Dans la Vie en miettes. Expérience postmoderne et moralité, Bauman conjugue la démarche analytique du sociologue et la passion synthétique du philosophe pour décrire notre présent en fixant quelques repères éthiques afin qu'on le saisisse sans s'y perdre : la raison ne doit pas être nécessairement condamnée mais elle sera désormais tenue en respect par le sentiment.

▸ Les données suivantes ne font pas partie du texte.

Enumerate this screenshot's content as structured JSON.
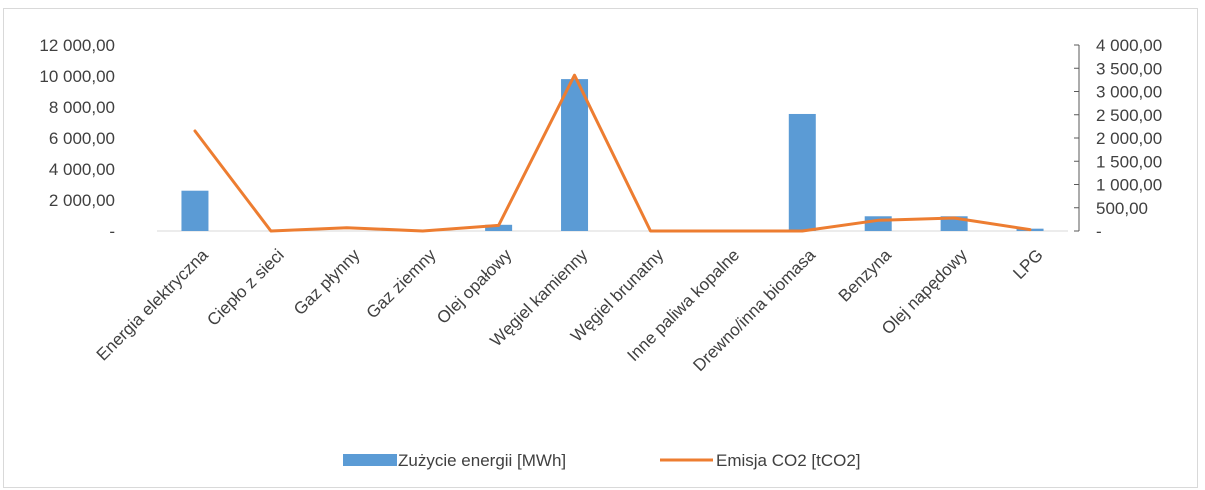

De l'achèvement de la modernité dans sa plus froide rationalité technique et bureaucratique et finalement dans l'horreur, Bauman a eu une expérience directe avant qu'il n'en fasse, après un long détour, son objet d'étude. Né en 1925 à Poznan, ville allemande devenue polonaise à la fin de la Première Guerre mondiale, le jeune Zygmunt se réfugie en URSS avec sa famille au moment du partage de la Pologne entre Hitler et Staline. Il s'engage alors dans l'armée polonaise créée en Union soviétique et participe à la libération de Berlin. Communiste et officier, il est promis à un avenir radieux dans la nouvelle Pologne.

Mais, vite, une série de contretemps font trébucher son histoire. En 1953, il est expulsé de l'armée à la suite de la campagne antisémite lancée dans les pays de l'Est à l'occasion du procès des «blouses blanches». Diplômé de sociologie et de philosophie, il peut néanmoins intégrer l'université de Varsovie, dont il est exclu en 1968 lors d'une autre campagne antisémite, liée à la guerre des Six Jours. Bauman quitte alors le parti communiste et la Pologne et, avec sa femme, s'installe en Grande-Bretagne où il est nommé professeur de sociologie à l'université de Leeds.

Une certaine irréalité du temps, les rencontres aléatoires, la recherche d'une authenticité assez mythique, la vie comme pélerinage sans but ni destination, l'étranger attirant le regard bienveillant du touriste ou la haine xénophobe, une violence et une cruauté que les responsables supportent d'autant mieux que la technique leur permet de garder la distance d'avec les victimes : le monde postmoderne est composé de fragments disparates dont une raison vacillante a le plus grand mal à trouver la cohérence d'ensemble. Pour l'individu, c'est à la fois un fléau et une chance car le jugement éthique autrefois confisqué par des grands systèmes de régulation morale lui revient aujourd'hui en propre.

Empruntant la route de Levinas, Zygmunt Bauman affirme qu'être avec les autres, appartenir à une même communauté, ne suffit pas à définir une véritable position éthique, mais qu'il faut «être-pour-l'Autre». Par-delà la raison, ceci exige un engagement de l'émotion à tous les instants : «Le fait que je sois attaché à l'Autre par des moyens émotionnels signifie que je suis responsable de lui, et par-dessus tout de ce que mon action ou mon inaction peut lui faire.»